1. Making university education affordable would allow more Canadians to access this key tool for social mobility.

The evidence is clear: university education is a route to considerably higher lifetime earnings and the financial benefit of having a university degree has increased over the last 20 years. Yet, in a time of sharply rising income inequality, this ladder to a better life is only accessible to some Canadians.

2. Financial barriers to education impact Canada’s economic wellbeing.

An educated and highly skilled workforce is a crucial element for the continued economic and social development of Canada. But when the ability to pay becomes a deciding factor in who gets education and who doesn’t, our country loses the chance to benefit from the skills and capabilities of many of its citizens. And because financial barriers to education reduce social mobility, inequality will increase, with all the associated social and economic costs to society, including increased health and justice system costs and worsening social tension.

3. Higher education is increasingly becoming a standard job requirement.

Advanced education increasingly affects people’s ability to compete in the labour market, the types of jobs they obtain, and the incomes they are able to earn. In BC, it is estimated that over three quarters of new jobs will require some form of post-secondary education. The figures are similar for Canada as a whole. This is why it is now more important than ever to ensure that all Canadians have access to advanced education.

Yet, instead of increasing financial support for higher education, governments have steadily withdrawn from funding universities. Government funding has fallen from 84% to 58% of university operating budgets over the last 30 years.

It’s time for Canada to increase our public investment in higher education and reduce the burden that high tuition fees impose on students and their families. We already provide elementary and secondary education to all Canadians free of charge. Why not extend our public education system to cover post-secondary education?
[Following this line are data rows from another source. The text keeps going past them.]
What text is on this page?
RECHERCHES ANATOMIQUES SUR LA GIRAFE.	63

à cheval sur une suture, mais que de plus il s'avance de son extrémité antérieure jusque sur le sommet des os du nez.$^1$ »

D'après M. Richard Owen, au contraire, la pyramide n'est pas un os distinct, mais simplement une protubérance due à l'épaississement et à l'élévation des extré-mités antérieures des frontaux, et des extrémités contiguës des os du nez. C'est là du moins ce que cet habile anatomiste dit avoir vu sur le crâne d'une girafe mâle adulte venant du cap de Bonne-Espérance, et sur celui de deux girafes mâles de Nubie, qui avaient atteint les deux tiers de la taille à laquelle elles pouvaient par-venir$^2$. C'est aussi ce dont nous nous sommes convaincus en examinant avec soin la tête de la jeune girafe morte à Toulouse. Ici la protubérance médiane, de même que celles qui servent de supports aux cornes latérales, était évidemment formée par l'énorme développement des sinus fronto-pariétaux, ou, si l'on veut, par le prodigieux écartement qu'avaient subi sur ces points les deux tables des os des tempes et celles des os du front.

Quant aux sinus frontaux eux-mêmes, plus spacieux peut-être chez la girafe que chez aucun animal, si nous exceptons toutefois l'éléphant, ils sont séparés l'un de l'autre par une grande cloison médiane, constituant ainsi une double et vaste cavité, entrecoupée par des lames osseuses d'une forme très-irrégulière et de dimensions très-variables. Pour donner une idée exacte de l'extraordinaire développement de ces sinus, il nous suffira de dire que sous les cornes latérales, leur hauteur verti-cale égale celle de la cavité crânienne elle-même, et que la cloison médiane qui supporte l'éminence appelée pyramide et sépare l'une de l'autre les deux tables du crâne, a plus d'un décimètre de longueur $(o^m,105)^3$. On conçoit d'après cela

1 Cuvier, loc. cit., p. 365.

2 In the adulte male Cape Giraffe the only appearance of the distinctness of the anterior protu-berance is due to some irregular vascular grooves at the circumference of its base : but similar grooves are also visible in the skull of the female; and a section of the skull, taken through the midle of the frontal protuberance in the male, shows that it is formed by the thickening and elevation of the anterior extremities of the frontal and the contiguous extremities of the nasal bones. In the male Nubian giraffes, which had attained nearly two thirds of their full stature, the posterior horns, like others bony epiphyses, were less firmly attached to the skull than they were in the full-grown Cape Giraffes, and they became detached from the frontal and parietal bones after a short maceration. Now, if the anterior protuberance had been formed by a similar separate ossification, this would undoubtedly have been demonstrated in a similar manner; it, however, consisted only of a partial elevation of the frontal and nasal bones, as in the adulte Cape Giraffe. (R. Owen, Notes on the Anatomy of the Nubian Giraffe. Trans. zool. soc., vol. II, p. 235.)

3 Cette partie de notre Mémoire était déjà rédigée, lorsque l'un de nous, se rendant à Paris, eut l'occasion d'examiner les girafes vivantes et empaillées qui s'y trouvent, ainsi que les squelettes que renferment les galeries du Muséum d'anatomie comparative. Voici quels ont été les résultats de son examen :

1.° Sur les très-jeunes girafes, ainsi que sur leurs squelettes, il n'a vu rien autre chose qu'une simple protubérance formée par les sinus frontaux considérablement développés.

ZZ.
4. Student loans don’t make up for high tuition fees.

We know this because students from lower income backgrounds continue to be underrepresented in universities despite the availability of student loans. Instead of improving access to education, student loans result in high debt loads for those youth from lower and modest income families who manage to make it to university against the odds. The average student debt at graduation from a Bachelor’s degree program was $27,000 in 2009.

This is fundamentally inequitable, because it means that students who take out loans end up paying considerably more for the same education (through interest on their debt) than their peers whose parents can afford the tuition fees up front. In addition, Statistics Canada analysis shows that student debt continues to affect Canadians’ finances long after graduation with borrowers less likely to have savings and investments, and less likely to own their homes.

5. Education is a great investment for our public dollars: students repay the full cost of their education through taxes over their working careers.

The conventional argument that students are heavily subsidized because tuition fees do not cover the full costs of their education ignores an important way in which students repay the cost of their education: through higher taxes after graduation. In a recent study published by the Canadian Centre for Policy Alternatives, I quantified these additional taxes paid by university graduates in BC. It turns out that when these tax payments are added up over the course of graduates’ careers, BC university students as a group pay more than double what their education costs. The research is clear: it’s economically feasible and much more fair to reduce the financial barriers to education by lowering tuition to nominal levels.

Increasing public funding for higher education is not only a sound financial investment for our public dollars — it’s an investment in a healthier, better-educated and more equitable society.

Iglika Ivanova is an economist with the Canadian Centre for Policy Alternatives

and author of Paid in Full: Who Pays for University Education in BC?